My Lords, Amendment 60 seeks to maintain opportunities for young people to travel, work and study freely within Europe and to ensure that these opportunities are not diminished. I am very grateful to the noble Lord, Lord Judd, for adding this name to this amendment. I should say now that I am not going to divide the House on this because of the late hour.
Consideration for the young people of this country should be a major—perhaps even, it could be argued, the major—consideration of the negotiations, because young people are the future of the country, a point that was made in a different context this evening. This amendment is fundamentally about equal opportunities for young people. If the Government cannot guarantee, or at least pledge to try to achieve as far as Europe is concerned, opportunities for our young people which are at the very least equal to those of the majority of young people in the rest of Europe, our withdrawal from Europe will be worthless on that count alone.
I was struck by the forcefulness of some of the comments that were made in Committee, and it is worth repeating a couple.
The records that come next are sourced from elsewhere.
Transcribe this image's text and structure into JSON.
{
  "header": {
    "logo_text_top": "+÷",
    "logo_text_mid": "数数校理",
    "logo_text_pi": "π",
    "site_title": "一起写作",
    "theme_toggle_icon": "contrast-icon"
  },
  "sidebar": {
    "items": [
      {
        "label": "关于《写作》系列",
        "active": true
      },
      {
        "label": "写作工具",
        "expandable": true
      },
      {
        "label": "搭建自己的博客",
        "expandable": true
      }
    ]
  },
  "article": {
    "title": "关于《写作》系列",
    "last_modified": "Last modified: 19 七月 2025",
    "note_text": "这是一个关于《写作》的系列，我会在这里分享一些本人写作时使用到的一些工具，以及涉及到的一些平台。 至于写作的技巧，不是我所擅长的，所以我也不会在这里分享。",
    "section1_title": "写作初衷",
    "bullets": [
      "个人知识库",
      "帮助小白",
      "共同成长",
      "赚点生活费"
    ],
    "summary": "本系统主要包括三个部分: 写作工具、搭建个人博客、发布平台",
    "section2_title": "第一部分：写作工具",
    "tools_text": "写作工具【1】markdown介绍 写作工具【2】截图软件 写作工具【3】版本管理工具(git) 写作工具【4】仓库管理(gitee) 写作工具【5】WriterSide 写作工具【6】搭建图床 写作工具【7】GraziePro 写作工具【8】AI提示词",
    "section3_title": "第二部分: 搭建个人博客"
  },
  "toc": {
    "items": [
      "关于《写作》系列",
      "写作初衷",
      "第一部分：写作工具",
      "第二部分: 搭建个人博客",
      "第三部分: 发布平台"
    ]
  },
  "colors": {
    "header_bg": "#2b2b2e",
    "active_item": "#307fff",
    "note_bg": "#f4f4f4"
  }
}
The noble Lord, Lord Judd, who is in his place, said:
“The feeling of dismay and disappointment among young people is hard to overestimate”,
while the noble and learned Baroness, Lady Butler-Sloss, talked about her eldest grandson being,
“incandescent with anger that he is about to be deprived of the right to look for a job anywhere across Europe”.—[Official Report, 14/3/18; cols. 1741-42.]
I find those observations, which are representative of how young people feel—the huge uncertainty and, yes, the anger—difficult to square with the lack of urgency in the Minister’s reply in Committee in which he tried to conflate the wishes, as he put it, of young and older people. Those needs, rather than wishes, are not necessarily the same. For many young people, travel, work and study are bound up together as part of the experience of broadening horizons, of exploration as well as career development. It needs to be understood that, while the young have energy, they will very likely have neither the financial resources nor, as yet, the standing of established professionals. Of course professional people have their concerns as well, but if opportunities are diminished, including those afforded by Erasmus+, it will be young people from less privileged backgrounds who will be the first to suffer from increased costs, restrictions, bureaucracy and indeed the loss of those opportunities themselves. It has to be added that changing attitudes and expectations will invariably be reduced and narrowed if these opportunities are diminished.
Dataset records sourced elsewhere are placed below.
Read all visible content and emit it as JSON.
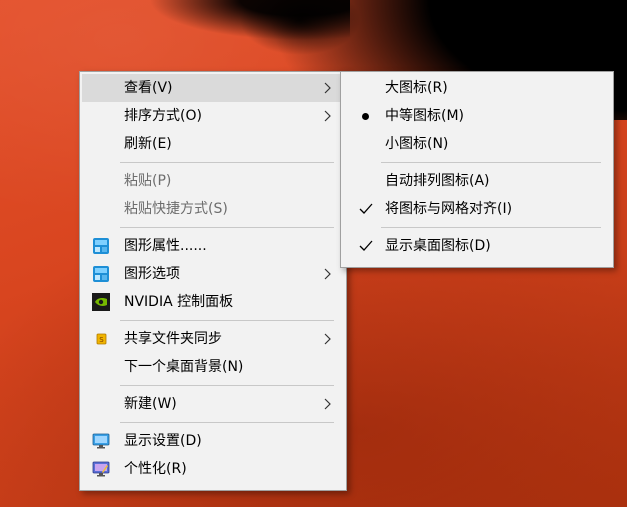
{
  "main_menu": {
    "items": [
      {
        "label": "查看(V)"
      },
      {
        "label": "排序方式(O)"
      },
      {
        "label": "刷新(E)"
      },
      {
        "label": "粘贴(P)"
      },
      {
        "label": "粘贴快捷方式(S)"
      },
      {
        "label": "图形属性......"
      },
      {
        "label": "图形选项"
      },
      {
        "label": "NVIDIA 控制面板"
      },
      {
        "label": "共享文件夹同步"
      },
      {
        "label": "下一个桌面背景(N)"
      },
      {
        "label": "新建(W)"
      },
      {
        "label": "显示设置(D)"
      },
      {
        "label": "个性化(R)"
      }
    ]
  },
  "view_submenu": {
    "items": [
      {
        "label": "大图标(R)"
      },
      {
        "label": "中等图标(M)"
      },
      {
        "label": "小图标(N)"
      },
      {
        "label": "自动排列图标(A)"
      },
      {
        "label": "将图标与网格对齐(I)"
      },
      {
        "label": "显示桌面图标(D)"
      }
    ]
  },
  "icons": {
    "graphics_properties": "intel-graphics-icon",
    "graphics_options": "intel-graphics-icon",
    "nvidia": "nvidia-icon",
    "share_sync": "share-sync-icon",
    "display_settings": "monitor-icon",
    "personalize": "personalize-icon"
  },
  "colors": {
    "menu_bg": "#f2f2f2",
    "hover_bg": "#dadada",
    "disabled_text": "#6d6d6d",
    "wallpaper": "#d8451f"
  }
}
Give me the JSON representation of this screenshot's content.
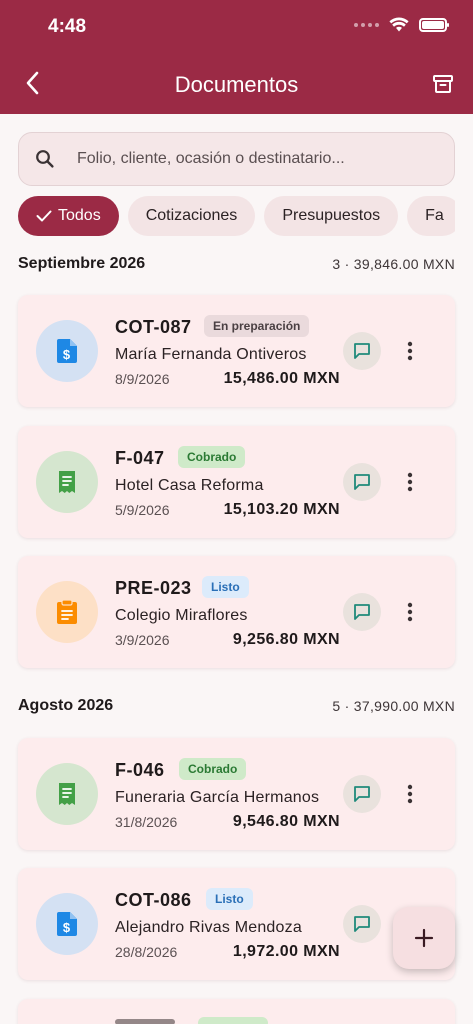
{
  "status_bar": {
    "time": "4:48"
  },
  "header": {
    "title": "Documentos"
  },
  "search": {
    "placeholder": "Folio, cliente, ocasión o destinatario..."
  },
  "filters": [
    {
      "label": "Todos",
      "active": true
    },
    {
      "label": "Cotizaciones",
      "active": false
    },
    {
      "label": "Presupuestos",
      "active": false
    },
    {
      "label": "Fa",
      "active": false
    }
  ],
  "sections": [
    {
      "title": "Septiembre 2026",
      "summary": "3 · 39,846.00 MXN",
      "items": [
        {
          "id": "COT-087",
          "status": "En preparación",
          "client": "María Fernanda Ontiveros",
          "date": "8/9/2026",
          "amount": "15,486.00 MXN",
          "icon": "dollar-document-icon"
        },
        {
          "id": "F-047",
          "status": "Cobrado",
          "client": "Hotel Casa Reforma",
          "date": "5/9/2026",
          "amount": "15,103.20 MXN",
          "icon": "receipt-icon"
        },
        {
          "id": "PRE-023",
          "status": "Listo",
          "client": "Colegio Miraflores",
          "date": "3/9/2026",
          "amount": "9,256.80 MXN",
          "icon": "clipboard-icon"
        }
      ]
    },
    {
      "title": "Agosto 2026",
      "summary": "5 · 37,990.00 MXN",
      "items": [
        {
          "id": "F-046",
          "status": "Cobrado",
          "client": "Funeraria García Hermanos",
          "date": "31/8/2026",
          "amount": "9,546.80 MXN",
          "icon": "receipt-icon"
        },
        {
          "id": "COT-086",
          "status": "Listo",
          "client": "Alejandro Rivas Mendoza",
          "date": "28/8/2026",
          "amount": "1,972.00 MXN",
          "icon": "dollar-document-icon"
        }
      ]
    }
  ],
  "fab": {
    "label": "+"
  },
  "colors": {
    "primary": "#9b2a45",
    "card": "#fdeced",
    "cobrado": "#2b7a34",
    "listo": "#2a6fb7"
  }
}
I will not repeat the detailed and passionate arguments that we heard from many Peers in Committee about Erasmus+. I will say simply that we absolutely need to remain a member of a programme that is of benefit not just academically but for sport, apprenticeships, schools and even budding entrepreneurs—and, significantly perhaps, for the intercultural skills that all study, work and travel abroad at their best develop. I hope that the Minister will agree that we should continue to be involved in the development of Erasmus+ and not act as though this is something that we may be withdrawing from.
I have two questions on this for the Minister. If he cannot answer them today, perhaps he could put his answers in writing. First, universities, including in the Russell Group, are worried that the message that we are fully involved at least until the end of the 2020 programme, which the Government have said we will be, is not getting through to everyone, students at home and abroad included. The Government can be more proactive in spreading that message. Accordingly, will the DfE put out a document outlining its position on Erasmus+ akin to that put out in March by the Department for Business, Energy and Industrial Strategy on Horizon 2020? That would be extremely helpful.
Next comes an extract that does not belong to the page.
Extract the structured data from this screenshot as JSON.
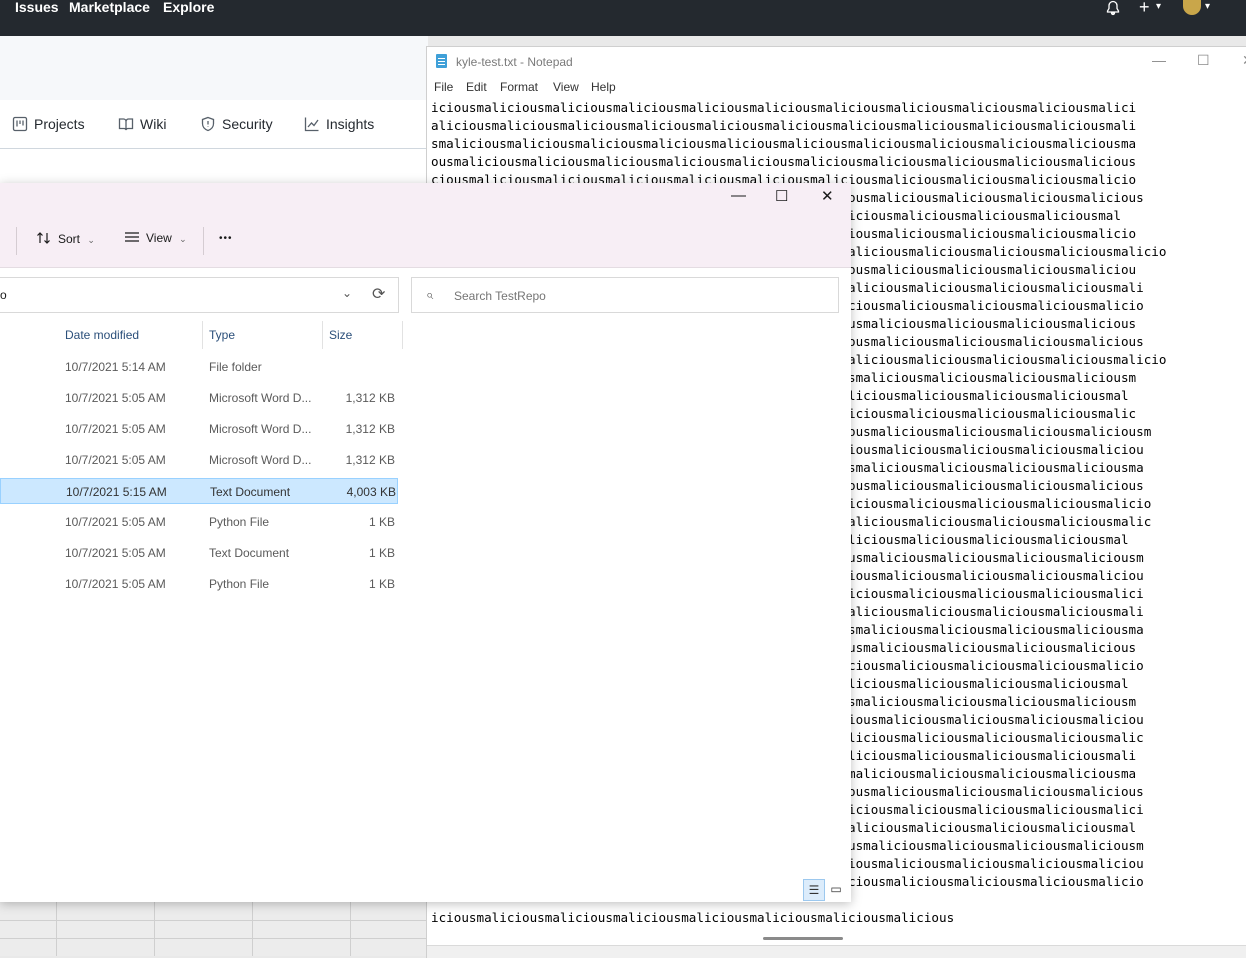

Secondly, in reply to this amendment in Committee, the Minister said on participation:
“We will take a decision when we see what the successor programme is”.—[Official Report, 14/3/18; col. 1747.]
That was a very worrying answer. The Government should be helping to influence the shape of the programme to make it even better than the current one already is.
Frankly, surely we know already that what it will have to offer will be well worth our participation. The universities know this, as does every expert in this House who spoke in the Erasmus debate in Committee. So will the Government now indicate when they will negotiate our participation to ensure the smoothest transition between the current programme and the next?
I repeat that travel, work and study for young people within Europe is a question of equal opportunities. I remind the Government that, despite the result of the referendum, 75% of under-24 year-olds voted to remain across every section of society. If Brexit is to be successful, we should realise that a Brexit that ignores the needs and demands of young people will be a failure and the Government ignore those needs at their peril. I beg to move.